Я кое-как разлепила один глаз, второй же наотрез отказывался открываться.
— У меня бессонница.
— Может, вам вызвать врача?
— Не стоит. К душевному доктору меня пока рано отправлять, а другой тут не поможет.
— По-прежнему беспокоят мысли о том мужчине?
Я вздохнула.
— Не беспокоят. Душат.
— Хотел бы я посмотреть на того, кто так прочно поселился в вашем сознании.
— Поверьте, Ришар, — начала я. — Меньше всего вам хочется смотреть на него. Если бы вы только знали…
— Так расскажите.
— Не могу. Это ведь не моя тайна.
Мужчина с сочувствием на меня посмотрел.
— В вашем возрасте положено наслаждаться каждым мгновением жизни, ловить вдохновение, совершать маленькие глупости, влюбляться, но так, чтобы сердце трепетало от восторга, а не как в вашем случае.

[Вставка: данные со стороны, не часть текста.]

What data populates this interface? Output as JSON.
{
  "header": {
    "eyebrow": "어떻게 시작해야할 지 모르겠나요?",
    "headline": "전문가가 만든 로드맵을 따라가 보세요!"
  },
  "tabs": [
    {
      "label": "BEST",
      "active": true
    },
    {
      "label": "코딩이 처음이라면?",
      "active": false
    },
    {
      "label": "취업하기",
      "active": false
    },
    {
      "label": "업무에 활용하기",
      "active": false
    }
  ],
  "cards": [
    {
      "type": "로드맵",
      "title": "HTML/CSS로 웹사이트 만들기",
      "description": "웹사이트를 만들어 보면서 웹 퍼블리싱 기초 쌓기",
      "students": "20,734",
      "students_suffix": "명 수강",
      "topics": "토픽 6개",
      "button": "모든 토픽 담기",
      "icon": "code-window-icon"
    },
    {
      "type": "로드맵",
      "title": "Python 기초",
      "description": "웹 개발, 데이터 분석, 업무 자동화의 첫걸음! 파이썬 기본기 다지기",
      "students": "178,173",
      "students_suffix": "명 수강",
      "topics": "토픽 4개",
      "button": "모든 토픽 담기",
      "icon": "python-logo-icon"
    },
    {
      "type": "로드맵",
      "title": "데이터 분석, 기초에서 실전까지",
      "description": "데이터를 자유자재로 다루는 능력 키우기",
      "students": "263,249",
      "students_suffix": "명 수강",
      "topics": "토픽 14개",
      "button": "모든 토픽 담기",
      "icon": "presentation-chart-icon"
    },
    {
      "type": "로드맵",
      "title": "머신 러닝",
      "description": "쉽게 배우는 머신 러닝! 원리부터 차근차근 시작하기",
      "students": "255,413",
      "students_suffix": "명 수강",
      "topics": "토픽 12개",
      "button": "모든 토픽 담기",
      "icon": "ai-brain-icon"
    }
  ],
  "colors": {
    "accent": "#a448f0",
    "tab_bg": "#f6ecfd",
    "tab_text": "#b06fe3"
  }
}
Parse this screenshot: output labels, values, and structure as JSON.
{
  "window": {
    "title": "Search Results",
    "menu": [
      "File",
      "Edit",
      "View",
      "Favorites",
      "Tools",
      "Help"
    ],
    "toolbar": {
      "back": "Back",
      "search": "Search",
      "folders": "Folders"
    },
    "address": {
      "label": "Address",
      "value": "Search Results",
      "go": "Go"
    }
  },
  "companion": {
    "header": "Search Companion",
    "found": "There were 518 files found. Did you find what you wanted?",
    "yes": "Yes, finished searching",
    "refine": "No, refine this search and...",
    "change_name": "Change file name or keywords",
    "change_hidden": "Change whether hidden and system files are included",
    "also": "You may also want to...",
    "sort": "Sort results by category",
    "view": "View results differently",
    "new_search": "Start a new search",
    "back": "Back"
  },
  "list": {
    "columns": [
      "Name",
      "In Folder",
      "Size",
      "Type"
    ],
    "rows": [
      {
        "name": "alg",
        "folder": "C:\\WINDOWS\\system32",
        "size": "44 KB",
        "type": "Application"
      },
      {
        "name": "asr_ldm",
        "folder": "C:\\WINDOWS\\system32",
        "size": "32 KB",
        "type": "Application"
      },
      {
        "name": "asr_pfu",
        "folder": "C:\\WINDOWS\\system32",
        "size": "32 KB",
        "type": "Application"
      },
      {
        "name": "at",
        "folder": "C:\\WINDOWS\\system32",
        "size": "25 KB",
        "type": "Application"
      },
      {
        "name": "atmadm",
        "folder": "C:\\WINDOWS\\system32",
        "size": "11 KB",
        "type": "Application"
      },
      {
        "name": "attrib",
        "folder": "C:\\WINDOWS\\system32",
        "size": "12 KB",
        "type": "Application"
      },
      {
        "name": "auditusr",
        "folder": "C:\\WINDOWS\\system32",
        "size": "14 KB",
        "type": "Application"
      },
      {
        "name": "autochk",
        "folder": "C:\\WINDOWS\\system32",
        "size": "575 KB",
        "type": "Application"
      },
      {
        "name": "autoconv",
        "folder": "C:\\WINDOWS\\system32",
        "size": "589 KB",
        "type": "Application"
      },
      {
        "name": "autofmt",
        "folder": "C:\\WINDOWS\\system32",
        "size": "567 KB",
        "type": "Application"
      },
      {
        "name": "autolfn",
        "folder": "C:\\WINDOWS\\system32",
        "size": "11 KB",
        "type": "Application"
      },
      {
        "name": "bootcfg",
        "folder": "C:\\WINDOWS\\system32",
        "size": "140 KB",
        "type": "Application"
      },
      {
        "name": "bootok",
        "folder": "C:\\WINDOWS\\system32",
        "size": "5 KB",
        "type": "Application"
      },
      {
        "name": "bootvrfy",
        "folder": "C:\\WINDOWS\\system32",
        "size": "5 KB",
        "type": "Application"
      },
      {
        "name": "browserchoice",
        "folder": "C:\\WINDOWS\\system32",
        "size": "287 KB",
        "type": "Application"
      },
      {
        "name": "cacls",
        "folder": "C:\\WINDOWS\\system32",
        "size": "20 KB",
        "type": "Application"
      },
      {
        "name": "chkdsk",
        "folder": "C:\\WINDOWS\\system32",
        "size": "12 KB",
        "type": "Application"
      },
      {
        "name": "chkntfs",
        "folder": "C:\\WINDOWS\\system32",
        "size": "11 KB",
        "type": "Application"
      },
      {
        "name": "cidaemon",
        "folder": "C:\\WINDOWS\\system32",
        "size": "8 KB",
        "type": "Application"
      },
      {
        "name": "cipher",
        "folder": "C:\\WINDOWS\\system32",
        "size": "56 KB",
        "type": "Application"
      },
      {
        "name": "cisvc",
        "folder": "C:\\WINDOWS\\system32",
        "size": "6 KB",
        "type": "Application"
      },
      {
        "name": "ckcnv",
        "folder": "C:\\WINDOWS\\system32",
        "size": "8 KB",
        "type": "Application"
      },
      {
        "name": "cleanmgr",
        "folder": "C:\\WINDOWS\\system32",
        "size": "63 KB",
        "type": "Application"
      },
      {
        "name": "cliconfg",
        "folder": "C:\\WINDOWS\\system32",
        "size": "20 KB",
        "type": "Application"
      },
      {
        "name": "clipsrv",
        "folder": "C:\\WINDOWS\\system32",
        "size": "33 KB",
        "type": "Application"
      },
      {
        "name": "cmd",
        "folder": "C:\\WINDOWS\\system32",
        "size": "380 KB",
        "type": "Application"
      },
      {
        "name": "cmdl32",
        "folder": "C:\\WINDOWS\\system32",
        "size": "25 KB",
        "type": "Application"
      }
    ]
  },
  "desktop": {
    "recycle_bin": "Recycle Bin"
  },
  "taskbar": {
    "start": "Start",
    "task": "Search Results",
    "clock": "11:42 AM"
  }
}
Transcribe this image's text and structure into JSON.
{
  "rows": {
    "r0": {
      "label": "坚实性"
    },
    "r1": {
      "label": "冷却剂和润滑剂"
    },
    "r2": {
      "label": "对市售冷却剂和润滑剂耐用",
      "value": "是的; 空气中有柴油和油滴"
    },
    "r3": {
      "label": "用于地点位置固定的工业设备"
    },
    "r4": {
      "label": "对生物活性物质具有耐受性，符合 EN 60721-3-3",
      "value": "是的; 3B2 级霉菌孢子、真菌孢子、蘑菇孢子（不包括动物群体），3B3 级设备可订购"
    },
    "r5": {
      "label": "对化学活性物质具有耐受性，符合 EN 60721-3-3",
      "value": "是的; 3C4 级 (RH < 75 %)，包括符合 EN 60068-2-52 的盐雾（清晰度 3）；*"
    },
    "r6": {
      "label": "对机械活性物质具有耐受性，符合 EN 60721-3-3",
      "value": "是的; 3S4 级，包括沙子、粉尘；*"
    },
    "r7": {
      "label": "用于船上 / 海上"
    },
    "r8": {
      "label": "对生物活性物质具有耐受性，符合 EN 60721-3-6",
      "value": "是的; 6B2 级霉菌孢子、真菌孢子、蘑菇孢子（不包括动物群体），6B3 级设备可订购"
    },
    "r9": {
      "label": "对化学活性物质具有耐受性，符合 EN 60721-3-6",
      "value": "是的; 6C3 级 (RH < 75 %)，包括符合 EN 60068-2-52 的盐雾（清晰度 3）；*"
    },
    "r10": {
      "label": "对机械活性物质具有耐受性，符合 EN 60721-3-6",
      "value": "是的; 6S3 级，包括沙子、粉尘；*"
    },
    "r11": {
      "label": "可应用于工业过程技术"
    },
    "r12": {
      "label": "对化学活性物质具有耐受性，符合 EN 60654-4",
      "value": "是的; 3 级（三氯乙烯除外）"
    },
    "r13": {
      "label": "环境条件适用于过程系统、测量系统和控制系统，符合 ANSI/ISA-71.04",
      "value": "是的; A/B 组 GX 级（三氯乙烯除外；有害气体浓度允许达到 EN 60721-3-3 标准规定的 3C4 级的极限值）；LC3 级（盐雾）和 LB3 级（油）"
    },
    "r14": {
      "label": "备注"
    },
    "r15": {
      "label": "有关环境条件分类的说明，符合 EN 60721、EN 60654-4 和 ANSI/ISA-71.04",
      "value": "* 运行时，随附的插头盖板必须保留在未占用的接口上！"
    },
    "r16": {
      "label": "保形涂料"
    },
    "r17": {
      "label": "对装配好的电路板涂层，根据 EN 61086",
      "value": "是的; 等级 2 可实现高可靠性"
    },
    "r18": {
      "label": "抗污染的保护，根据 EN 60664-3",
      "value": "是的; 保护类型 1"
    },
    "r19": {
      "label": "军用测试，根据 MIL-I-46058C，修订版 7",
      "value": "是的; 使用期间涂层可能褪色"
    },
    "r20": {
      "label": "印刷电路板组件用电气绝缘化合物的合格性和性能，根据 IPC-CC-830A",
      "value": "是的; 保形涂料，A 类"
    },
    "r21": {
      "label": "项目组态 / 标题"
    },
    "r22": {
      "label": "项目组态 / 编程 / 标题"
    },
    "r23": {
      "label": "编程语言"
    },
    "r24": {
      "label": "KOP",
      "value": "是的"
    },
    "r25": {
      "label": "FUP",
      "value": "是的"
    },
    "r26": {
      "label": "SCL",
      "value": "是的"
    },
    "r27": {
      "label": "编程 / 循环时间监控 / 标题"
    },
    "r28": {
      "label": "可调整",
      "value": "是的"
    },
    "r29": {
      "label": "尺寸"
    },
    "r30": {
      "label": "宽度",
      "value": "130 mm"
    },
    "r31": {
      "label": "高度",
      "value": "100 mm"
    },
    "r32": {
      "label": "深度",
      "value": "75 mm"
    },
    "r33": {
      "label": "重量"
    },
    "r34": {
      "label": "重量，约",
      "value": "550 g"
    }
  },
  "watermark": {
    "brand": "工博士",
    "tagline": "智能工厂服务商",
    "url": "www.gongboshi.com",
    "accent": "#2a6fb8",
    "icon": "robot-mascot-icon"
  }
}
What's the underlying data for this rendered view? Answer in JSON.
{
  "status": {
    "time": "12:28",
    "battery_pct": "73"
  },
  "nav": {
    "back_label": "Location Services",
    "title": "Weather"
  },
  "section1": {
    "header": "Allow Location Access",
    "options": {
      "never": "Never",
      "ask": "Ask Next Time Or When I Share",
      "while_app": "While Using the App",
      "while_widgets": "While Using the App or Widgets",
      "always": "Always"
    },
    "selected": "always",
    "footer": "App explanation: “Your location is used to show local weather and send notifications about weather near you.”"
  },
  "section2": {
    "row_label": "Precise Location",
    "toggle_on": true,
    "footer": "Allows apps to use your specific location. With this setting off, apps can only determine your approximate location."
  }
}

— Ришар, да вы романтик, — засмеялась я.
Это у вас в Европе у всех режим замедленной съемки, dolce far niente и carpe diem. В России гонки не на жизнь а насмерть, построение карьеры и каждодневная головоломка, как увеличить свой капитал. Мы — не вы.
— Причем неисправимый, — улыбнулся он в ответ.
— Я стараюсь следовать всему, что вы перечислили, но у меня плохо получается, как видите.
— Проблема всех русских женщин, — загадочно сказал директор Оперы.
— Что вы имеете в виду?
— Почему-то русские женщины считают, что им подвластен весь мир, со всем они могут справиться в одиночку. Как там писал один ваш поэт? И коня на скаку остановит, и в горящую избу войдет.
Я обомлела.
— Неужели вы читали Некрасова?
— Я в целом неплохо знаком с русской литературой, что-то даже читал в оригинале. Но не уходите от темы. Француженки, например, своенравием ничуть не уступают русским женщинам, а порой и вовсе превосходят, но они поступают хитрее и все жизненные тяготы скидывают на мужчин, позиционируя себя как произведение искусства, созданное для любования, а не для тяжелой работы.
От подобных разговоров у меня начинал колоть висок.
— К чему вы ведете, Ришар?
— К тому, что при всей моей любви к русским женщинам и нелюбви к француженкам, вам все же есть чему у них поучиться.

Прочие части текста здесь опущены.